Gravity: $$F_2 = m \cdot g$$ Horizontal wind resistance $$F_2 = \dfrac{1}{2} \rho v_h^2 A C$$

  • A is the crosssectional area
  • C is the drag coefficient (0,8 for an angled cube)
  • v_h is the relative speed (in horizontal direction)
  • $\rho$ is the density of air (I don’t know this value)

Vertical wind resistance:

$$F_3 = \dfrac{1}{2} \rho v_v^2 A C$$

  • $v_h$ Is the vertical speed

Now let’s first do some assumptions:

  1. The gravity constant is actually constant (which it isn’t for changing heights but the change is basically zero for your example
  2. The wind speed is constant at any height
  3. The box doesn’t start to rotate like crazy (because the drag formulae wouldn’t work anymore)

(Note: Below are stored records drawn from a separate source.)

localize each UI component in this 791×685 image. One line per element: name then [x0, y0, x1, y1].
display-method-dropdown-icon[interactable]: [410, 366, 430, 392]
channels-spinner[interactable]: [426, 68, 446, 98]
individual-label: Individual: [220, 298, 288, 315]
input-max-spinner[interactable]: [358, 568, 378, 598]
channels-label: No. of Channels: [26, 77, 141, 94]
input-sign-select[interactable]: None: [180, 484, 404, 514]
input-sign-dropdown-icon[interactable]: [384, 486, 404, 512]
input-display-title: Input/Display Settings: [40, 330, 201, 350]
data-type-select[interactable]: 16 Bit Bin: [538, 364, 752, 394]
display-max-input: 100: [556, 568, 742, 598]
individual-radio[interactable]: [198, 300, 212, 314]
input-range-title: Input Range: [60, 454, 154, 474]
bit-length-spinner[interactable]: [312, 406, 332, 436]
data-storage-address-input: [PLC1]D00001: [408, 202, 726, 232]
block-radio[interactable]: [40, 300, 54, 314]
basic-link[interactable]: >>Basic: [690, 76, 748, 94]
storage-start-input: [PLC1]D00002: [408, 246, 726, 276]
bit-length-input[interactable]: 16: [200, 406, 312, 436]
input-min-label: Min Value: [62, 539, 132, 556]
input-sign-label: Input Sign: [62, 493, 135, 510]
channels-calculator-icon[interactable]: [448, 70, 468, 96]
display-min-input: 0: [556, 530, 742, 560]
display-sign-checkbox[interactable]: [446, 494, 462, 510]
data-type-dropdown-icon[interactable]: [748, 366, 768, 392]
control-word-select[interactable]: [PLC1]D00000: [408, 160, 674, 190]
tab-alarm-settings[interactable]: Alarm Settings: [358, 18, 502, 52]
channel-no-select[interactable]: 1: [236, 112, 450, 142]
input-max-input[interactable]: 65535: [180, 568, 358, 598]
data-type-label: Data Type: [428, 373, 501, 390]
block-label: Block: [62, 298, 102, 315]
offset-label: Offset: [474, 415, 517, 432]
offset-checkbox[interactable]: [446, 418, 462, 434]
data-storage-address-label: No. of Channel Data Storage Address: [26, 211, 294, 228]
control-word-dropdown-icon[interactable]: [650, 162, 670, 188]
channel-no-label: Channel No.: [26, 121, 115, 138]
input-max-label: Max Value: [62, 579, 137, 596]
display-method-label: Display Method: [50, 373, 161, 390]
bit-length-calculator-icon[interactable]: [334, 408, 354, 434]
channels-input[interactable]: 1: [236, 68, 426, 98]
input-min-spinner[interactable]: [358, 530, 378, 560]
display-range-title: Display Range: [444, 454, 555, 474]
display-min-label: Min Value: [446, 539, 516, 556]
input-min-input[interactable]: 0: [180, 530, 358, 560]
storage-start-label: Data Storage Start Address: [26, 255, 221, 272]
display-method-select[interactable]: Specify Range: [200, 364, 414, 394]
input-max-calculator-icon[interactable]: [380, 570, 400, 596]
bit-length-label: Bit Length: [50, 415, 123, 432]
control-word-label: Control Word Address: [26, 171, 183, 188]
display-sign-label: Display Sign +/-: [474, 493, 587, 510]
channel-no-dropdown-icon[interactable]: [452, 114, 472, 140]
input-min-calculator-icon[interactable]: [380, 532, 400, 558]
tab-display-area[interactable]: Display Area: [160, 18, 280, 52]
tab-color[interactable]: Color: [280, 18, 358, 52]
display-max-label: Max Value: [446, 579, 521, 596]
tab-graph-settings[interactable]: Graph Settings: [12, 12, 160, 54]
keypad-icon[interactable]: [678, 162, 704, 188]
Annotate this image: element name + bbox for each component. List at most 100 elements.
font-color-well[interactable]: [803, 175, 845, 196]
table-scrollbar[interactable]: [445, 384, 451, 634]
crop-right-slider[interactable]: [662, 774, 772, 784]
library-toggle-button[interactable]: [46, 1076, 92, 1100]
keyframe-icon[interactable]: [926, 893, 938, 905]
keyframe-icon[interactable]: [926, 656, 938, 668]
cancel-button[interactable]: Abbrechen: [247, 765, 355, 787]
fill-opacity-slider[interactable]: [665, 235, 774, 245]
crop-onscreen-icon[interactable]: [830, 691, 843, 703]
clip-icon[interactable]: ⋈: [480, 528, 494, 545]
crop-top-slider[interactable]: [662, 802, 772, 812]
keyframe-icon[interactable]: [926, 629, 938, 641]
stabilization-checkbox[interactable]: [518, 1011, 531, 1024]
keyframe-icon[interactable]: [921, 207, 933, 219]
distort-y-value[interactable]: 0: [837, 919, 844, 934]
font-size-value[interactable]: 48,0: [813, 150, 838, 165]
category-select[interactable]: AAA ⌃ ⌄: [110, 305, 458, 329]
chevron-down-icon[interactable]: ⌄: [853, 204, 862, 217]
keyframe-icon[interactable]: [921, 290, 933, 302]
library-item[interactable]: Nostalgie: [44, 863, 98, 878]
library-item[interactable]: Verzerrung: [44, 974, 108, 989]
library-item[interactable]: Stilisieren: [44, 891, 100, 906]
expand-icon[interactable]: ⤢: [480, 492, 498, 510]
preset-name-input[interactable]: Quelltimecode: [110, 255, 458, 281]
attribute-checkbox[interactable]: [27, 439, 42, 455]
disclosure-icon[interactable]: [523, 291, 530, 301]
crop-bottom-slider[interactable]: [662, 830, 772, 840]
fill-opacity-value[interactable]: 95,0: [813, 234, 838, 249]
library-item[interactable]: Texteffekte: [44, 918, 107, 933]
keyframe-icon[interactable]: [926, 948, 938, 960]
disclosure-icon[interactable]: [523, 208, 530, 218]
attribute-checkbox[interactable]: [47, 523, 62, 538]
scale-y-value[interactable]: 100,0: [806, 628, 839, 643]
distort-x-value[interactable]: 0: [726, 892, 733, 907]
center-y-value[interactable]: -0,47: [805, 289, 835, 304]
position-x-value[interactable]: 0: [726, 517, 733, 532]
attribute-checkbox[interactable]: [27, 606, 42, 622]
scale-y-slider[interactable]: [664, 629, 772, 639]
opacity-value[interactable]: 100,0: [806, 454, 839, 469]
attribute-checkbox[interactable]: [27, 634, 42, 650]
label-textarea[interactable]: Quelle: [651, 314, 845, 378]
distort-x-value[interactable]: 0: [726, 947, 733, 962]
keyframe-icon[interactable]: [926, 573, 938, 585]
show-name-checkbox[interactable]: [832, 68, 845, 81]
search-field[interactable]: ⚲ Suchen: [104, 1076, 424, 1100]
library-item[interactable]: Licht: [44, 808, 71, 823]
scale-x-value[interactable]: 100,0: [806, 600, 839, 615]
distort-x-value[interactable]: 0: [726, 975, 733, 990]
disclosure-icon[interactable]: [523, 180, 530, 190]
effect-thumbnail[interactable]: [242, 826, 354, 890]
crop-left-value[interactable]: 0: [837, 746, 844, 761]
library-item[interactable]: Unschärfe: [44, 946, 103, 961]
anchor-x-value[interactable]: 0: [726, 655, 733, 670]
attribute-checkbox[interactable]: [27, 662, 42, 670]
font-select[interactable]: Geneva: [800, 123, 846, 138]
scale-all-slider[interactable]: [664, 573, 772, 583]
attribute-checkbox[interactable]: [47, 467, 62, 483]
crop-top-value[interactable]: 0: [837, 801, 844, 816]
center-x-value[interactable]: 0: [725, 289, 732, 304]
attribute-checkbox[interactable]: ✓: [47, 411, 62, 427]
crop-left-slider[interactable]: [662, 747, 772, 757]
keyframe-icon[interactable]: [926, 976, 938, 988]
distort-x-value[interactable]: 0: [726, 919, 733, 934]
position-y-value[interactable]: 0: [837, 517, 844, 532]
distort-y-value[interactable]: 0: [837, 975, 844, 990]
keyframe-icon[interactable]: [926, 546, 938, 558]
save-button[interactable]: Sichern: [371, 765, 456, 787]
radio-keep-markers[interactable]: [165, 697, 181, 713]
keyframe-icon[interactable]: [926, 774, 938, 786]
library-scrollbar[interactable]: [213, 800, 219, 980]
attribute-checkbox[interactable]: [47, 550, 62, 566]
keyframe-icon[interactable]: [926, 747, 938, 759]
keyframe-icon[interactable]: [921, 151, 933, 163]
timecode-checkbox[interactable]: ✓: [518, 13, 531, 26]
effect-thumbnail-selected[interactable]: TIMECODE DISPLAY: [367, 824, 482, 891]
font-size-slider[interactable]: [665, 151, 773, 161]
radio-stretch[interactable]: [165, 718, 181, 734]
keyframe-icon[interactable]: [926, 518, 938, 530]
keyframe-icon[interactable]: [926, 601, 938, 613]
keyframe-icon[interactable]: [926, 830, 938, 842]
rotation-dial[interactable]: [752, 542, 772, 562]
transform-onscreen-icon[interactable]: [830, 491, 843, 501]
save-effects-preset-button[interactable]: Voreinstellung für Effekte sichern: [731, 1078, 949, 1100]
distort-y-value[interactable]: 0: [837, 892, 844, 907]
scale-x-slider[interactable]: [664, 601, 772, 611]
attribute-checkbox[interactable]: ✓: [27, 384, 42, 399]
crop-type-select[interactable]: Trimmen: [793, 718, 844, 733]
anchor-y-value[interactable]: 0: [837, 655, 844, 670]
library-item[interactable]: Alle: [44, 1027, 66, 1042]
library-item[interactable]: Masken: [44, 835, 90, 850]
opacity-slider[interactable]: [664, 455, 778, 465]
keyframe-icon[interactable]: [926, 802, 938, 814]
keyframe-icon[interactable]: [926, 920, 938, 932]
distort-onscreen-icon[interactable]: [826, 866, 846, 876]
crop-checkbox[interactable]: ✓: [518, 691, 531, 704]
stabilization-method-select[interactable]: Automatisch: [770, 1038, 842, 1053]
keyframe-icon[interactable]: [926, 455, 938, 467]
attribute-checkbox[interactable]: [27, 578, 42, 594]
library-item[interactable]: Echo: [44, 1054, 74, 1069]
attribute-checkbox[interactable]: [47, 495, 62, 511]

Let’s first see how long it’s actually in the air. Therefor we will look at the vertical forces applied: $$F_v = F_1 - F_3$$ Note that the drag force is opposite the speed (so its going upwards) whereas the gravity pulls the object downwards. With $F= ma$ we can solve for the vertical acceleration:

$$a_{ver} = \dfrac{F_1 - F_3}{m} = \dfrac{my - \dfrac{1}{2} \rho v_v^2 A C}{m}$$

This is an ODE 2nd order which needs to be solved in order to calculate the time the object is falling. Let’s assume that this ODE has been solved:

We can do the same with the horizontal acceleration:

$$a_{hor} = \dfrac{ \dfrac{1}{2} \rho v_h^2 A C}{m}$$

Again this is an ODE which needs to be solved. Because we got the time, we can calculate the displacement of the object while falling.

Now you have information about the displacement of the object depending on height and velocity of the wind. If you would drop the object with an initial velocity of 0, displaced above the target in wind direction, you should hit the target quiet accurately.